Wo leben wir eigentlich?

Hier bei uns gibt es Steuergeschenke für das Hotelgewerbe. Für die Energiekonzerne gibt es per Gesetz die Gewinnmaximierung für Atomstrom. Finanzinstitute bekommen hohe Finanzspritzen aus Steuergeldern damit in den obersten Etagen Boni ausgezahlt werden können. Der Widerstand der Bevölkerung gegen Großvorhaben von Staatskonzernen wird mit massiven Polizeieinsätzen niedergeknüppelt. Führende Mitarbeiter in Ministerien werden vor laufenden Kameras von ihrem Dienstherren gedemütigt. Die gesamte Bereitschaftspolizei der Republik wird zusammengezogen um Castoren nach Gorleben durchzuprügeln.

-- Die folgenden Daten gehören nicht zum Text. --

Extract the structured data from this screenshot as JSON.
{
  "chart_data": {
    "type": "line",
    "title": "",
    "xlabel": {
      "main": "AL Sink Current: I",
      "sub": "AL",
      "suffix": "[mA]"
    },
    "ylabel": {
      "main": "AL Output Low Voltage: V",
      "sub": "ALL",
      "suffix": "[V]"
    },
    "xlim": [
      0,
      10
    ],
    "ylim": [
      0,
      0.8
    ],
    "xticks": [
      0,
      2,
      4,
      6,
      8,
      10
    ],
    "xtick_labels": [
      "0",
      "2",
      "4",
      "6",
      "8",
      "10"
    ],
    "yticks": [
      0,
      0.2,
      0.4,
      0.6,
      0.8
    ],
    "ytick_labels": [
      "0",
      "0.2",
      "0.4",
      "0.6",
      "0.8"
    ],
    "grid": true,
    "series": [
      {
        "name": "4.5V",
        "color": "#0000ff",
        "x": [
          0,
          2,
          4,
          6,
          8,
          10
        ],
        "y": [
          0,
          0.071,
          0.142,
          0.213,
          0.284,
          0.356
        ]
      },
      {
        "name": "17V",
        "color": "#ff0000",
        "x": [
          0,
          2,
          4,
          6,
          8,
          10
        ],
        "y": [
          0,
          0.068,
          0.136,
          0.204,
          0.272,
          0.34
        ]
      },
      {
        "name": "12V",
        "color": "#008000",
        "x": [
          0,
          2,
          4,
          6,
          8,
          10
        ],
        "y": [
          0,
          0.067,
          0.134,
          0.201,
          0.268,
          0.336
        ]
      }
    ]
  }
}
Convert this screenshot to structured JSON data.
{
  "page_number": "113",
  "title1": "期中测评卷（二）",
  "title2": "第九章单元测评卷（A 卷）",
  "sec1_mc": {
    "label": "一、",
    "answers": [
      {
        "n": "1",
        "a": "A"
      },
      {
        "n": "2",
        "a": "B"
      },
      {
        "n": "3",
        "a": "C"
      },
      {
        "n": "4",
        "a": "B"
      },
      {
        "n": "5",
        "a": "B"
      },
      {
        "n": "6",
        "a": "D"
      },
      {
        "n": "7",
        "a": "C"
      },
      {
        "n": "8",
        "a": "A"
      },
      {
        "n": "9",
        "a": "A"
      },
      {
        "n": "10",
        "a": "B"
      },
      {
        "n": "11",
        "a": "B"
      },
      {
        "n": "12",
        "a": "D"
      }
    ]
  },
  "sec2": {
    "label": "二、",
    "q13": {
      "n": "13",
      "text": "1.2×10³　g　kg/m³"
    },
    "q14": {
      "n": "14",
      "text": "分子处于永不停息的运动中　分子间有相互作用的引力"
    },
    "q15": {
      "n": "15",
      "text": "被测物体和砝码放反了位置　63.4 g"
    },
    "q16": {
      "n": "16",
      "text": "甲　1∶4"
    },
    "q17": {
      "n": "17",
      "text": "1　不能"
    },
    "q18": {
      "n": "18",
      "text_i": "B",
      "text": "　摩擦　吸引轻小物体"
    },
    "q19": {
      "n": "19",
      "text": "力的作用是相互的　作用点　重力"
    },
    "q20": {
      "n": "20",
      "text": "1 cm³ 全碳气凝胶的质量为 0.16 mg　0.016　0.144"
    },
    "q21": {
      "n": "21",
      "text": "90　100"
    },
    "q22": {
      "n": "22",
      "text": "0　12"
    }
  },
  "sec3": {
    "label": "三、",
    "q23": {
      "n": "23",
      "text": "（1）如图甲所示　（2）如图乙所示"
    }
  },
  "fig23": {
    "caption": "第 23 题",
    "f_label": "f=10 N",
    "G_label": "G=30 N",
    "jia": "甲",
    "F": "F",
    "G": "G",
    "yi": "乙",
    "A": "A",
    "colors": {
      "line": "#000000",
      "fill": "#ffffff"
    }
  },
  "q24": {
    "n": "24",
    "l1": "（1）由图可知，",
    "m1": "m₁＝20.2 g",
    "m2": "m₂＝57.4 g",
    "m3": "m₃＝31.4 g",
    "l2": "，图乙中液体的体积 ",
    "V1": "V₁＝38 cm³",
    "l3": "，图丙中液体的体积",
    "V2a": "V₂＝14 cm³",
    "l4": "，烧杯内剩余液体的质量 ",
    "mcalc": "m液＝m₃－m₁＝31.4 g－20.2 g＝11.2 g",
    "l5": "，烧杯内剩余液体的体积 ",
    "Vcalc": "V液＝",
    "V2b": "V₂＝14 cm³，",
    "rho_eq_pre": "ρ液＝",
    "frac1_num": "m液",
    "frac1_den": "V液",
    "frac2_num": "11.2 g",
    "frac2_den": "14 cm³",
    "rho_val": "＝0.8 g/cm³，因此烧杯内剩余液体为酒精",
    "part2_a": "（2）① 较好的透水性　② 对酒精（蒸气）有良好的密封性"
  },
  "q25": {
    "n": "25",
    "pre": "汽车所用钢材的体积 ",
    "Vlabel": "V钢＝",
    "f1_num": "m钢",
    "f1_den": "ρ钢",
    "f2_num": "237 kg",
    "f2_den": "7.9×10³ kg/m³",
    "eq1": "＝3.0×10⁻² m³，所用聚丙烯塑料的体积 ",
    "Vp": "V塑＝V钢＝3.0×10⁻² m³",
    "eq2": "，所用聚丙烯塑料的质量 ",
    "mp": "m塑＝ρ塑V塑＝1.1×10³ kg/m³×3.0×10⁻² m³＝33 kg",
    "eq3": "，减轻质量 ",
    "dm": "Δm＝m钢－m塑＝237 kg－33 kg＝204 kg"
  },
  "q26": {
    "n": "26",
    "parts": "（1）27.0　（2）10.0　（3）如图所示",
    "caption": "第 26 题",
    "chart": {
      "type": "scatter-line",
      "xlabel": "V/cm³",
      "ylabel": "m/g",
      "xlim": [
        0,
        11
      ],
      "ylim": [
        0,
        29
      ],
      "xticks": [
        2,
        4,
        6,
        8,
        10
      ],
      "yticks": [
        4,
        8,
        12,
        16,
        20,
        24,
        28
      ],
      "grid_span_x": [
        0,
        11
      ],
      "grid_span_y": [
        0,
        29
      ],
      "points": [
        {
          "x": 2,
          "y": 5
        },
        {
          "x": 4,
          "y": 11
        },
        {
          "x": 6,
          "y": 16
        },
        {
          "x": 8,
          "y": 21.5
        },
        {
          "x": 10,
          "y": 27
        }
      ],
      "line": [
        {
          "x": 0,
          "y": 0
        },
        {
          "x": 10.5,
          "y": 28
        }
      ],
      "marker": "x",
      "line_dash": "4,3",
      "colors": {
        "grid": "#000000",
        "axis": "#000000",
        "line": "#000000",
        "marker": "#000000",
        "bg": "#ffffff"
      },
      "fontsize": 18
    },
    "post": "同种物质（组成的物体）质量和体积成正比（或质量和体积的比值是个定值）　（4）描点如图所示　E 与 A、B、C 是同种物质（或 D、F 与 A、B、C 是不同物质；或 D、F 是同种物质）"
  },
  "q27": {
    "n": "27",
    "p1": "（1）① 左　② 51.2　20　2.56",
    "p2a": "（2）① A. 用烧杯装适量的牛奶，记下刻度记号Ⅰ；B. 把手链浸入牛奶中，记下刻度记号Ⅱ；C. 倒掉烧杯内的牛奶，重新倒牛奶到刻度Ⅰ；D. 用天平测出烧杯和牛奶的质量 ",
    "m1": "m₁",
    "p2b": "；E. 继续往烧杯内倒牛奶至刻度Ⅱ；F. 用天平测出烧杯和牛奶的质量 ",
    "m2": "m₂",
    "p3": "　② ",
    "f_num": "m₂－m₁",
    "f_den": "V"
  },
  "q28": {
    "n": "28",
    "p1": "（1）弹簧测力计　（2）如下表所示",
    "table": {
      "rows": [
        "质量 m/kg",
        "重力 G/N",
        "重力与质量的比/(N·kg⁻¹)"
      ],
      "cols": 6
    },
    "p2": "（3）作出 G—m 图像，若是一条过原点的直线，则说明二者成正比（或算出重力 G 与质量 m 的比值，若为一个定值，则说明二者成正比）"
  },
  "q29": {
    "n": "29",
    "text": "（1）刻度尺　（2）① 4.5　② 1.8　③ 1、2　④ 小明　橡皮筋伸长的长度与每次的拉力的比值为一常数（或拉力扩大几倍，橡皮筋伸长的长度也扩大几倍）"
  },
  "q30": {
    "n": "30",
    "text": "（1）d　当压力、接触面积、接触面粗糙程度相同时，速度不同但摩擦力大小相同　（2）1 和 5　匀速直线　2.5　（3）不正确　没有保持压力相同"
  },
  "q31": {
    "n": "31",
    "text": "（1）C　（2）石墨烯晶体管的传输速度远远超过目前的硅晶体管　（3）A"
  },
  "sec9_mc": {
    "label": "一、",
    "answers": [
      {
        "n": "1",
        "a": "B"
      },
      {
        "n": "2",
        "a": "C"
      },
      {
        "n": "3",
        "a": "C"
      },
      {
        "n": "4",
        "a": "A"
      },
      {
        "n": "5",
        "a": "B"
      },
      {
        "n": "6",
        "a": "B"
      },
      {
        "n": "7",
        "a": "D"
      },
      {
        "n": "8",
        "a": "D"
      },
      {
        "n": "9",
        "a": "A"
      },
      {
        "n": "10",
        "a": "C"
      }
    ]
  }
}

Zitat Wikipedia: Als Bananenrepublik werden Länder bezeichnet, in denen Korruption und Bestechlichkeit bzw. allgemein staatliche Willkür vorherrschen oder denen diese Eigenschaften zugeschrieben werden.

Fehlt eigentlich nur noch das passende Klima dazu. Aber daran arbeiten die ja auch mit Hochdruck…

Castor kommt – und um Stuttgart 21 wird bald vermittelt…

Vor einigen Tagen haben die Schwaben in Stuttgart am eigenen Leib erfahren wie sich die Bereitschaftspolizei hierzulande bei jedem Castortransport benimmt. O-Ton Cem Özdemir: „Pfefferspray und Schlagstöcke – so etwas kannten wir in Schwaben bisher nicht. Das gabs nur im Fernsehen. […]“. Also protestiert er als Grüner offenbar vor dem heimischen TV gegen den Castor…

Ich glaube daß der grüne Musterschwabe bei sich Zuhause erst einmal Ruhe vor diesen Methoden der freundlichen Ordnungshüter haben wird – schließlich müssen die ja in einigen Tagen ins Wendland und den Castor in das Zwischenlager durchprügeln. Im Spiegel kann man schon einiges über die ersten Beschwichtigungsversuche lesen. Was wohl passiert wenn das nicht klappt und die Stuttgarter einfach weiterdemonstrieren? Den Castortransport kann man ja auch nicht mal so eben absagen.